Washoe class tries to save dying language

Melba Rakow tells her small group of students to think Washoe.

"Leave English at the door," said Rakow. "Don't apply English in the class. Your mindset changes if you start thinking in Washoe."

There could be as few as 10 native Washoe speakers left and Rakow is one of them. She teaches a Washoe language class at Western Nevada Community College and uses a phonetic approach to teach students the only language she knew for the first five years of her life.

"Most indigenous languages are melodic but you lose it when you translate it into English," Rakow said.

"The (Washoe) language is flowing. Even today, it's losing its connective flow. You need to add connective sounds - it's something that's lost but it's coming back."

Rakow said she would like to see Washoe preserved as a spoken language.
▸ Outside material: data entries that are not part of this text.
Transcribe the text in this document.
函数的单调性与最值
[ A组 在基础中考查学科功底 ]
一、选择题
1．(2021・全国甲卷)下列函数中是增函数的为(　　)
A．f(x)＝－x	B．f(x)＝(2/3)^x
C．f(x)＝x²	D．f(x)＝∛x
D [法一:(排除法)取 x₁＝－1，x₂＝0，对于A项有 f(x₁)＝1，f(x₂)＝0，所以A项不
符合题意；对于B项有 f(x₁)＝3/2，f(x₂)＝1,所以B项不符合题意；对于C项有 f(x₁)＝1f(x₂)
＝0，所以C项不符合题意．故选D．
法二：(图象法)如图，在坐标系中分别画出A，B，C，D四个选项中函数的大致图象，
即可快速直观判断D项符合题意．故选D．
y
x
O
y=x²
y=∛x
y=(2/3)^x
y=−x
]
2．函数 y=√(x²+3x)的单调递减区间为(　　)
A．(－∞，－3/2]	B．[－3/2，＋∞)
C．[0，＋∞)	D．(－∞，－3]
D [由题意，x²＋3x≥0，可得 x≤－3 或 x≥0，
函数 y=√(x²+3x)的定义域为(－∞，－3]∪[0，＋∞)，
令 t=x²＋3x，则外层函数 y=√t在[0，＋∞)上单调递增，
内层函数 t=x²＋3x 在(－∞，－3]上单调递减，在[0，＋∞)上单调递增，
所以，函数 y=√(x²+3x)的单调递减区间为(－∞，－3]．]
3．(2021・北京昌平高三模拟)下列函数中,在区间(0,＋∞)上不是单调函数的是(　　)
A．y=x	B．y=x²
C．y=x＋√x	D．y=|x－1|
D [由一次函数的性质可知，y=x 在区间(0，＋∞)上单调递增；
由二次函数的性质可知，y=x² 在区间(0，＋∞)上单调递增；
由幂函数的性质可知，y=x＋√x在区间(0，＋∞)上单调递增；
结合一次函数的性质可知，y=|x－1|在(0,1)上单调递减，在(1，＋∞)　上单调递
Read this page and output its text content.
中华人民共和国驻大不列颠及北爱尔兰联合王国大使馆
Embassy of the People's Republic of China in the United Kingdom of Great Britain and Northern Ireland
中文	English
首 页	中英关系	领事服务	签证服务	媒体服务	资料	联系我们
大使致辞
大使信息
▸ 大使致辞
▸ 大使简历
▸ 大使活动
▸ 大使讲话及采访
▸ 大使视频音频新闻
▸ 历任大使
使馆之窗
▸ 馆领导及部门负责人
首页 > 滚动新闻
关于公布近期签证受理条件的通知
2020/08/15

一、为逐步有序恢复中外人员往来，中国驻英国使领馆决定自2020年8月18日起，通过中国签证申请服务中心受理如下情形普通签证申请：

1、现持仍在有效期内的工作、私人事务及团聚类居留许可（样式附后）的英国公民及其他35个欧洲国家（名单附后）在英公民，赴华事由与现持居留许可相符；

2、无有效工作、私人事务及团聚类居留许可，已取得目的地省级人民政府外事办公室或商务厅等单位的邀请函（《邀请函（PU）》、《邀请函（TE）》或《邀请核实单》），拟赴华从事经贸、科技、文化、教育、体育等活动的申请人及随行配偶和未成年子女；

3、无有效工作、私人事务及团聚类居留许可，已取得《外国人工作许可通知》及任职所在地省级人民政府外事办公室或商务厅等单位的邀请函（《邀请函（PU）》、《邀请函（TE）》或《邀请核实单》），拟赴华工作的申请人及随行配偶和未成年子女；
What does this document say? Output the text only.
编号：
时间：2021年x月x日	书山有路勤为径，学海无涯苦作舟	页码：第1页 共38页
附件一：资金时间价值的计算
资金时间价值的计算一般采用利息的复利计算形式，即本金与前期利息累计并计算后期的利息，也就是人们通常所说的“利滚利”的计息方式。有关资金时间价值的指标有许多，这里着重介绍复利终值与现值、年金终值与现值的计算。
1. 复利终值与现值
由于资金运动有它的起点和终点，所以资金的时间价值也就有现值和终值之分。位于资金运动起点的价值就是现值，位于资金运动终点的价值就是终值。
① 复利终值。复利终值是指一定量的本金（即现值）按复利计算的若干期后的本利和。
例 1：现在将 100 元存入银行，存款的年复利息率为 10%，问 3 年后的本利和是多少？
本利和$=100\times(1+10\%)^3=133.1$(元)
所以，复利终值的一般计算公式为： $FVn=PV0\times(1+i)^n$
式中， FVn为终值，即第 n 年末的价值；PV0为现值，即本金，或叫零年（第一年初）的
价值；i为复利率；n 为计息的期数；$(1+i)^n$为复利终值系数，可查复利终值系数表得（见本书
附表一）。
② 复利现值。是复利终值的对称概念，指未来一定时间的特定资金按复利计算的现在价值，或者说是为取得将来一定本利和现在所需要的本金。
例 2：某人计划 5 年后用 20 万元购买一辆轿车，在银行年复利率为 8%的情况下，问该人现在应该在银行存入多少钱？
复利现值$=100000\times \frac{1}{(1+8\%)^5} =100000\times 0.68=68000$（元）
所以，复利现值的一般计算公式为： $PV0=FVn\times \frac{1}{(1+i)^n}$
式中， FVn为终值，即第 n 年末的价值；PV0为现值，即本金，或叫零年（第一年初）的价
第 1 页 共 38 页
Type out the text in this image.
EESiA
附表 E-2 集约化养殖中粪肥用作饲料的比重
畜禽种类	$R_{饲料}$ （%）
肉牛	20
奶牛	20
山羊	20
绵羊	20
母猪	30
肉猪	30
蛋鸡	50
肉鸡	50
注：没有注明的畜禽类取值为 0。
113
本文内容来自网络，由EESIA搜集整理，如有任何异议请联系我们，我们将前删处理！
"My goal is that it will snowball - that others will hear it and pick it up," she said.

Washoe is a language isolate - a natural language that doesn't descend from an ancestor common to any other language. Washoe is traditionally a spoken language. That added to its fluid characteristics makes it endangered.

Washoe people lived along the Truckee and Carson rivers and at Lake Tahoe. They spoke Washoe differently depending on where they lived.

The government's efforts in the last century to assimilate the Washoe people into the general, English-speaking, population further kept the language's chances of survival slim.

"Children were taken away from their families to go to boarding schools and some were shipped to Arizona to be assimilated," said Rakow.

"In boarding school, you went to church, dressed in the uniform, couldn't speak the language or perform ceremonies. The girls' hair was cut - you were supposed to forget everything you were taught."

Rakow said many people suffered from what is now called post-traumatic stress disorder, although a few tough ones survived the separation from their families.

"In 1920, they thought we were a genocided people," she said. "We weren't allowed lands and they wanted us assimilated, but we fooled them - we're still here."

She said Washoe has to be spoken to survive as a language.

"You can't learn it and put it away - you have to use it," Rakow said.

One way the Washoe language is still used is in the baby-naming ceremonies. Until they're given their formal names, children's names could change depending on what they do or look like. Rakow said she started her life named after a baby chick for her lack of hair.

"But if you pass away, you have to have a name," she said. "They have to know you on the other side or you're in limbo. We have to see what they are before we name the kids. Sometimes the parents name them and sometimes others."

Dresslerville resident Danny Wyatt teaches basket and hand game classes, tutors children in Woodfords and also helps in the community college's Washoe language class.

"You know your language is dying when you stop making up words to fit the language," said Wyatt.

He gives the example that the word for "remote control" in Washoe is "remote control."

Western Nevada Community College counselor Dick Kale said being Washoe is not a requirement to take the class - that it's an attempt to make people aware of both the Washoe language and culture.

"This class is offered as college credit and will apply to social studies," said Kale. "It meets requirements and we hope to build on it. The (Douglas County) school district gives credit for this language program.

"UC Berkeley has made language tapes and the tribe has put a lot into the program," he said.

"Otherwise the language would be gone," said Rakow. "Most people don't speak it."

"We have to try harder or in the next 10-20 years, that's it," said Wyatt.

Babies are formally named in baby-naming ceremonies, but until then, their names could change depending on what they do or look like.

Rakow said she started her life named after a baby chick for her lack of hair.

"But if you pass away, you have to have a name," she said. "They have to know you on the other side or you're in limbo. We have to see what they are before we name the kids. Sometimes the parents name them and sometimes others."